Wednesday, January 28, 2009

Thumbsucking...

There are times when Lo makes these loud sucking sounds followed by her damsel in distrust grunt and I realize she's lost her paci and I put it back in her mouth.  Lately she's learned to turn her head and stretch just enough to suck it back in herself.  It's the funniest thing.  Now when I hear her signs that her paci is MIA, I notice instead of her stretching (sometimes it's too far) she'll be gnawing ferociously on her pudgy fists.  I'll scoot her fist over and to replace it with her paci mainly because I don't want her to become a thumb sucker like yours truly.  Once she managed to get just her thumb in her mouth and sucked for all of three seconds and I must admit, it was the cutest thing.  But five years and one pronounced overbite later...not so cute.  I realize that I will not be able to prevent thumb sucking as she ascends into toddlerhood and I wonder will I have to?  Is hot sauce and tape and scolding (oh my) in our future?, as they have been in my past.  I never took to a pacifier,  my mom once shared with me.  My thumb was my comfort well into my twelfth year.  And I never got braces, it just wasn't that type of household.  Thankfully my smile wasn't much affected and maybe Logan's won't be if she does end up pacifying herself with her pudgy thumb.  And if she does well, at least it'll be the cutest thing-for now.  Just some of my thoughts...on being Logan's mom.

Monday, January 26, 2009

Happy Birthday to you...

Ok, so not an official birthday, but today Logan turns 2 months old.

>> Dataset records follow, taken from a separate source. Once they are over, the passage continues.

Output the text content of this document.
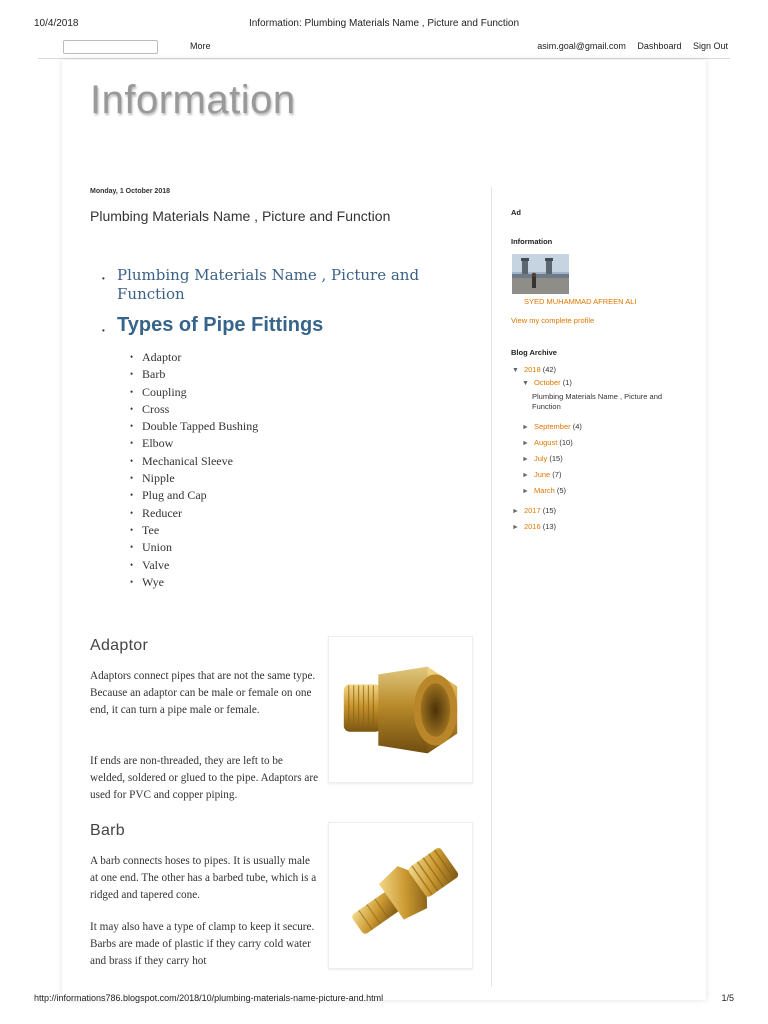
10/4/2018	Information: Plumbing Materials Name , Picture and Function
More	asim.goal@gmail.com Dashboard Sign Out
Information
Monday, 1 October 2018
Plumbing Materials Name , Picture and Function
• Plumbing Materials Name , Picture and Function
• Types of Pipe Fittings
• Adaptor
• Barb
• Coupling
• Cross
• Double Tapped Bushing
• Elbow
• Mechanical Sleeve
• Nipple
• Plug and Cap
• Reducer
• Tee
• Union
• Valve
• Wye
Adaptor

Adaptors connect pipes that are not the same type. Because an adaptor can be male or female on one end, it can turn a pipe male or female.

If ends are non-threaded, they are left to be welded, soldered or glued to the pipe. Adaptors are used for PVC and copper piping.

Barb

A barb connects hoses to pipes. It is usually male at one end. The other has a barbed tube, which is a ridged and tapered cone.

It may also have a type of clamp to keep it secure. Barbs are made of plastic if they carry cold water and brass if they carry hot

Ad
Information
SYED MUHAMMAD AFREEN ALI
View my complete profile
Blog Archive
▼ 2018 (42)
▼ October (1)
Plumbing Materials Name , Picture and Function
► September (4)
► August (10)
► July (15)
► June (7)
► March (5)
► 2017 (15)
► 2016 (13)
http://informations786.blogspot.com/2018/10/plumbing-materials-name-picture-and.html	1/5
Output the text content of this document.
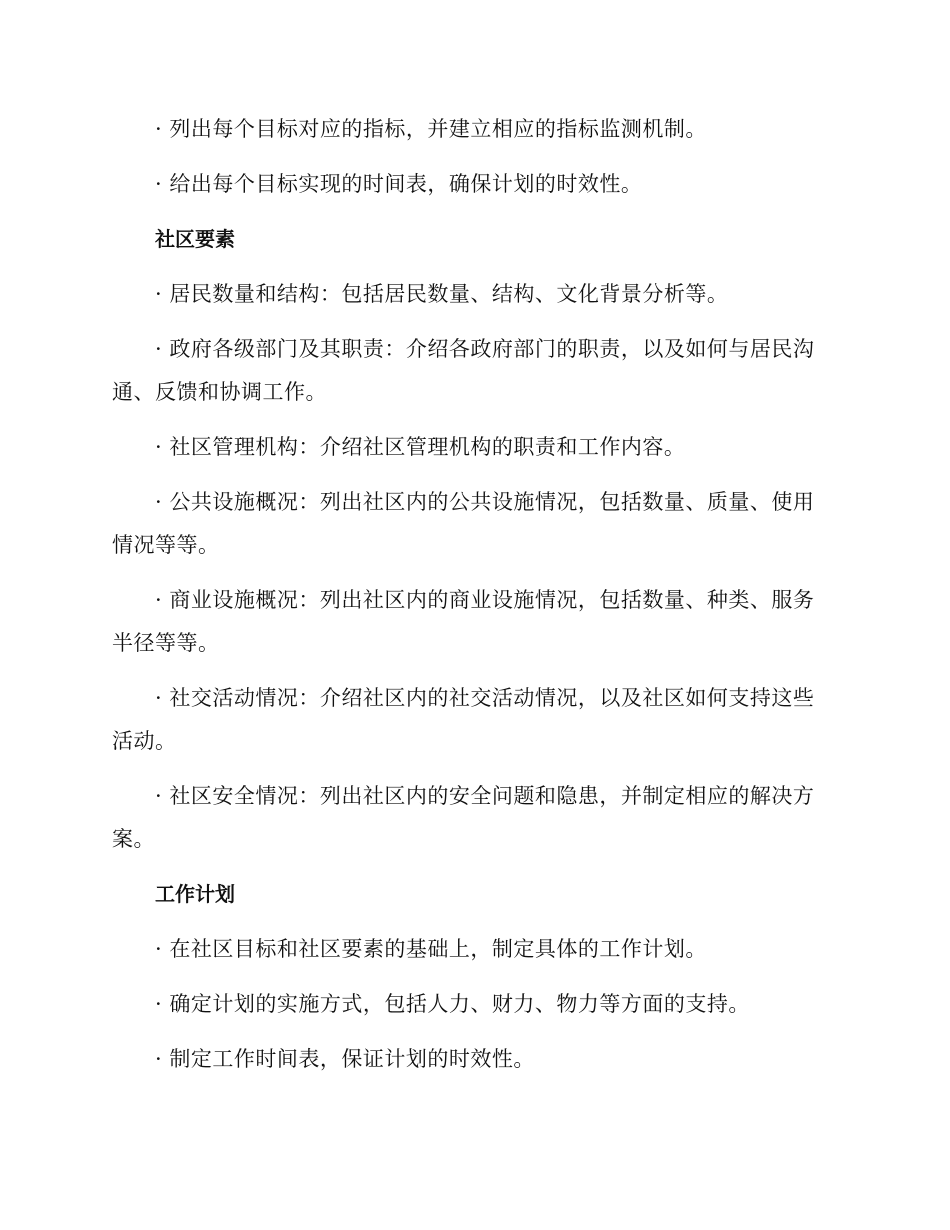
· 列出每个目标对应的指标，并建立相应的指标监测机制。

· 给出每个目标实现的时间表，确保计划的时效性。

社区要素

· 居民数量和结构：包括居民数量、结构、文化背景分析等。

· 政府各级部门及其职责：介绍各政府部门的职责，以及如何与居民沟通、反馈和协调工作。

· 社区管理机构：介绍社区管理机构的职责和工作内容。

· 公共设施概况：列出社区内的公共设施情况，包括数量、质量、使用情况等等。

· 商业设施概况：列出社区内的商业设施情况，包括数量、种类、服务半径等等。

· 社交活动情况：介绍社区内的社交活动情况，以及社区如何支持这些活动。

· 社区安全情况：列出社区内的安全问题和隐患，并制定相应的解决方案。

工作计划

· 在社区目标和社区要素的基础上，制定具体的工作计划。

· 确定计划的实施方式，包括人力、财力、物力等方面的支持。

· 制定工作时间表，保证计划的时效性。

Two months already!  I look at her and wonder what she's thinking when she looks at me with a pause, what she's trying to say when she babbles contently and just how did she learn to suck her tongue to make that loud popping sound that I've grown accustomed to.  Already Logan has learned to navigate her world.  She refused to sleep in her pack 'n play until her daddy had the bright idea to put her contoured changing pad inside first.  I don't know what it is about the shape or maybe its velvety soft, polka dot sheet, but even now, this instant, she's fast asleep in her signature position; arms up and out to the sides with balled fists.  And to think, she looked at me like I was crazy when I laid the changing pad on the rugs of the floor of my office, then laid her down so she could chill and babble and I could begin writing after being sidetracked for about an hour.  Motherhood is natural for me.  It seems to just flow as if it was always meant to be.  As if there's a switch in your head that goes from 'no child' to 'parent'.  Or maybe this is still the honeymoon stage.  Either way, each moment is so full and different that it just fits into my spontaneous side.  Lo is sleeping so peacefully that I want to leave her right where she is, the middle of the floor.  Is that bad?  We once let her sleep on the changing part of her pack 'n play.  After fighting sleep for an hour she just conked out after getting her diaper changed.  So we threw a blanket over her and backed out the room quietly.  Well, I guess Logan just helped me with my decision to leave her.  She's awake now and is doing her damsel in distress grunt so I better go.  I wonder though, could the office floor be another option when she's cranky and I'm functioning on two hours of sleep?  Just sharing my thoughts...on being Logan's mom.